Far better is the putatively acoustic session comprising Searching for Satyam (MELT 2000) on which South African-born Deepak Ram yokes his supple bansuri flute to a San Francisco Bay-based combo, mixing North Indian classical styles with jazz, funk, and even flamenco. There are no production gimmicks, no computer gee-gaws, just a uniquely Californian approach to the lightness of being that delivers a consistently high pleasure quotient. Eduardo Niebla trills his guitar like an African kora on "Danse pour Kooksie Aux Ben," while tabla player Partha Sarathi Mukerjee thows a spell on the swirling title cut. Deep ear massages are given by flute magician Deepak Ram, who flutters far into the emotional heart of this lovely music, bending notes so far you expect to hear the wood crack when his breath isn't joining worlds together.

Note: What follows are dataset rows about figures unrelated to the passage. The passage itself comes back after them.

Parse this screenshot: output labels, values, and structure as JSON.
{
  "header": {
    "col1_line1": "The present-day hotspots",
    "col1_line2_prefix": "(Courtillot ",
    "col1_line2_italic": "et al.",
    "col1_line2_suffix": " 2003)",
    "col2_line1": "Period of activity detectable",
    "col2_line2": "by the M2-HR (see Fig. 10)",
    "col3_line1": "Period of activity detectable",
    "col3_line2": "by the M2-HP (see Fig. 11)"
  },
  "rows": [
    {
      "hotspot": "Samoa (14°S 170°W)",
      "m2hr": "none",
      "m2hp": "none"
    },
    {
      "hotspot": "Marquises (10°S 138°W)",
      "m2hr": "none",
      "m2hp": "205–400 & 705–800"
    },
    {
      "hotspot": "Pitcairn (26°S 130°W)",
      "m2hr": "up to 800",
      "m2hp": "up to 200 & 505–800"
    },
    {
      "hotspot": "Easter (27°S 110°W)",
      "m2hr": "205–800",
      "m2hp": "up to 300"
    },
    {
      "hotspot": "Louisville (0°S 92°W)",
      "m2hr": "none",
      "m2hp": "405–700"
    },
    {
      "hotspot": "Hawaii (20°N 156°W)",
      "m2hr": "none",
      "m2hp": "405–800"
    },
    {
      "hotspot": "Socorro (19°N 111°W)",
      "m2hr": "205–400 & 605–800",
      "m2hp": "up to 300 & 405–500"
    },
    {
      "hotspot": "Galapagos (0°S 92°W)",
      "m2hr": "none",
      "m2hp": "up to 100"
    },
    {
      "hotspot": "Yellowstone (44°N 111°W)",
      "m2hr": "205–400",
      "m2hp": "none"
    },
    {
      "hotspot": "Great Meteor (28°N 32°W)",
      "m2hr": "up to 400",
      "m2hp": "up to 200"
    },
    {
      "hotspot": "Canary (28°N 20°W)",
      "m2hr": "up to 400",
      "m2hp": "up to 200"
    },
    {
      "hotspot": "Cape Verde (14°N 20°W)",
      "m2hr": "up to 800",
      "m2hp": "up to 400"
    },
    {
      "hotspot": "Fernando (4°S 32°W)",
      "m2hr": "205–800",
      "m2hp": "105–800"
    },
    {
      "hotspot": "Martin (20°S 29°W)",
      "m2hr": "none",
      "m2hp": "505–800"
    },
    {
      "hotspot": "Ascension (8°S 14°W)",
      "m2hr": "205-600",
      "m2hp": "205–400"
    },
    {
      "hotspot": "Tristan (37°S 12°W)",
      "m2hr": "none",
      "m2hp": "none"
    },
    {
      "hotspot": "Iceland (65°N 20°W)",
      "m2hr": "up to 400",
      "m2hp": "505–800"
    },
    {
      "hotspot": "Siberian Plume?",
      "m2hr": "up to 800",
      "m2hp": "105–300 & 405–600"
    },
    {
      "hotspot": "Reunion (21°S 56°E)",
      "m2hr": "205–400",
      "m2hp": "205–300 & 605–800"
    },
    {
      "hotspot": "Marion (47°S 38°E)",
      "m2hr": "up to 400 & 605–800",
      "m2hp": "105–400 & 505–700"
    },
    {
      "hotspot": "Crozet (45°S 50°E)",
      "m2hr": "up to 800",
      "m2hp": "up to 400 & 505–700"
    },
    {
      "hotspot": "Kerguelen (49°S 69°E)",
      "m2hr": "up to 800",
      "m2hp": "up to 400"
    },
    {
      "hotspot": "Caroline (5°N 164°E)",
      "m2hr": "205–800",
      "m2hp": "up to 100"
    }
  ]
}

No, it's not a five-cent harp you found at the flea market. The nyckelharpa is a keyed fiddle that resembles the once-popular Chapman stick tap-guitar and is a sort of cross between an autoharp and violin. In other words, it's the kind of arcane, centuries-old instrument that Scandinavians admire. In true monomanical fashion, the Nyckelharpa Orchestra plays the nyckelharpa and nothing but the nyckelharpa on Byss-Calle (Northside). No other instruments appear on the disc, not even an orange Fanta soda bottle, just six massed nyckelharpas bowed by members of Hedningarna and other usually more aggressive Swedish folk-popsters. Not that the overtone-threshing strings don't possess a certain soul-sapping vigor of their own. Byss-Calle, the 18th century composer who inspired this collection of traditional-based tunes, was said to unleash sorcery with his instrument. The Orchestra could stand to throw a few spells themselves to mitigate the constant sawing. Alternatively, a drumbeat every three or four minutes would heighten the prettier sections here.

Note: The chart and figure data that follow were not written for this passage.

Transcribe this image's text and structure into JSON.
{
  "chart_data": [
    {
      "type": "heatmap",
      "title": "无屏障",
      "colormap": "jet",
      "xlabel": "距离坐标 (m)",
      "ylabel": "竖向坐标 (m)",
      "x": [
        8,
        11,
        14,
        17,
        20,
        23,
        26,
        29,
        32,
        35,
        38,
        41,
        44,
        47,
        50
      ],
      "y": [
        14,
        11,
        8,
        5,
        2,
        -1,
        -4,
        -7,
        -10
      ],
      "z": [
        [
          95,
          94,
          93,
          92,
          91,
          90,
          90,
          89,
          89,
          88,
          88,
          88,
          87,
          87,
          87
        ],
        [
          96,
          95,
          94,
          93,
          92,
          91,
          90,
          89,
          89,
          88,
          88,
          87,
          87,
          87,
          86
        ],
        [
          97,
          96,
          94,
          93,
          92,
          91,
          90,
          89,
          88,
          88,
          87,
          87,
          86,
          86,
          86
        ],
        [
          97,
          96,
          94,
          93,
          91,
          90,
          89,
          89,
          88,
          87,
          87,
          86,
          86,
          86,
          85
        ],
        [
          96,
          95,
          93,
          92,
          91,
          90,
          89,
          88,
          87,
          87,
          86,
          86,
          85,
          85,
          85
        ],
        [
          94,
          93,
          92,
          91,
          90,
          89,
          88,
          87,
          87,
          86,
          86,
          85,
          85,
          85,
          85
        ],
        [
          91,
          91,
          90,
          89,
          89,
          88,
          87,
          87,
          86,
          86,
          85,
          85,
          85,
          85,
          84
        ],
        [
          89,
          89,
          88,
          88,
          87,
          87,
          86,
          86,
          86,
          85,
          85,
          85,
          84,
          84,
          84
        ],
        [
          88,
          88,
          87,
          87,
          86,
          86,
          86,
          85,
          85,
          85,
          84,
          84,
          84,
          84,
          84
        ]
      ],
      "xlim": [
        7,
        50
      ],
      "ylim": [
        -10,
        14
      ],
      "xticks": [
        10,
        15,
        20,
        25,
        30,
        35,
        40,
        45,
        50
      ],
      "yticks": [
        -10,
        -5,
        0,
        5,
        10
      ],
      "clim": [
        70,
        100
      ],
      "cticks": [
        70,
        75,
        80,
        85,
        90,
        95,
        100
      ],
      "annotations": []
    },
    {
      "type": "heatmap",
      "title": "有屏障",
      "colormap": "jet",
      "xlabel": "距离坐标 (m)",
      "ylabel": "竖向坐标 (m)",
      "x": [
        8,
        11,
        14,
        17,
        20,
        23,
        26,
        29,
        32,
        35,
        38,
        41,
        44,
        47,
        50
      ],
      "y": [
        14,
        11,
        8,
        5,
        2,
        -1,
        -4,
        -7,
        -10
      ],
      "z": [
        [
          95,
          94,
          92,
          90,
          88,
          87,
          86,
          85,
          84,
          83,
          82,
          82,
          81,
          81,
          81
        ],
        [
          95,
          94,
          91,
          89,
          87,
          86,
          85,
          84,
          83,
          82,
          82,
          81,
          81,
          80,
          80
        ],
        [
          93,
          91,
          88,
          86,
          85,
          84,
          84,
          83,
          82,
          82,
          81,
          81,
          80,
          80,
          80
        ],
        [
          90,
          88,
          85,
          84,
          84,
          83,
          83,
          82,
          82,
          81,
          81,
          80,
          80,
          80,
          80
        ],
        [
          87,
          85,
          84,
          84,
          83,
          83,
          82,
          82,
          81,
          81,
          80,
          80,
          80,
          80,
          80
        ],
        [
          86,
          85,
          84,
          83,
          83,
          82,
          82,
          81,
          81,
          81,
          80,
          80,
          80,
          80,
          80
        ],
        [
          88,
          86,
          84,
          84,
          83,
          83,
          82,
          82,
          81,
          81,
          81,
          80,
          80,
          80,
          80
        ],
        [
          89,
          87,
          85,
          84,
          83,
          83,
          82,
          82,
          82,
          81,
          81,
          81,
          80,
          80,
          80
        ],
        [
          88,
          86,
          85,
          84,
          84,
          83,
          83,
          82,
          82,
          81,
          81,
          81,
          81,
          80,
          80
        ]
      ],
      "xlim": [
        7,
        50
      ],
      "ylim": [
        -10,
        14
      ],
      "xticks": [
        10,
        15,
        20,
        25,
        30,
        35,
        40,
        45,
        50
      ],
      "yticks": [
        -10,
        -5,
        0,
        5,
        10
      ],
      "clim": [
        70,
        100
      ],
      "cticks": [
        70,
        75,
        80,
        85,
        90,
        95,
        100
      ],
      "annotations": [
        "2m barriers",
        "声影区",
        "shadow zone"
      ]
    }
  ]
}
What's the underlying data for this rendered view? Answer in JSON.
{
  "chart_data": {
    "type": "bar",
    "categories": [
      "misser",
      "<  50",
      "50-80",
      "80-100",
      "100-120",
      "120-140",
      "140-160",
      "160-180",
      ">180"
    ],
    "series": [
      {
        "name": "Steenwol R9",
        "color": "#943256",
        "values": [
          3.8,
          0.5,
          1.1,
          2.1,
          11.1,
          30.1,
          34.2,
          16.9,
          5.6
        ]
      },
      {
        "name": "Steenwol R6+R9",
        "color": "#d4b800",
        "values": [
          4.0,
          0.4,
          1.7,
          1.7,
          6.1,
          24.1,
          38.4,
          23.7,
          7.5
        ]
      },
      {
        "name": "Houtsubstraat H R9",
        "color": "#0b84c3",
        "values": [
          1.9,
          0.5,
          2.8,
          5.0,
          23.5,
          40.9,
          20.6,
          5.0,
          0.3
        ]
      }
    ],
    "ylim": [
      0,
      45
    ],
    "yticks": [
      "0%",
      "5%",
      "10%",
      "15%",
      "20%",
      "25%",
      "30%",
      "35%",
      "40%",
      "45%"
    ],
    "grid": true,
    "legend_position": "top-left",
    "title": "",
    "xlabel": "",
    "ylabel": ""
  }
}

When I first starting writing for The Beat back in 1988, the most exotic sound around consisted of Bulgarian women's choirs. The oddball success of the original Le Mystére des Voix Bulgares release with its racked, medieval-haunted vocals and stigmatic dissonance spawned close to a dozen copycat albums. These culminated in 1992's miraculously kitschy From Bulgaria with Love techno dance mix, whose cover depicted traditionally costumed choir members held at gunpoint with a 007ish pistol. Back at the start of another decade is more time-frozen vocal music, this time from the glorious Cosmic Voices of Bulgaria on Mechmieto (Intuition). The National Palace of Culture in Sofia, Bulgaria, lends a stately ambience to the 21-member ensemble as they update your standard village threshing songs with tingle-inducing multi-part harmony and stark, quavering solo parts. It's one of the prettiest examples of the oeuvre I've heard, and if the Bulgarian genre is new to you, this is the disc to grab.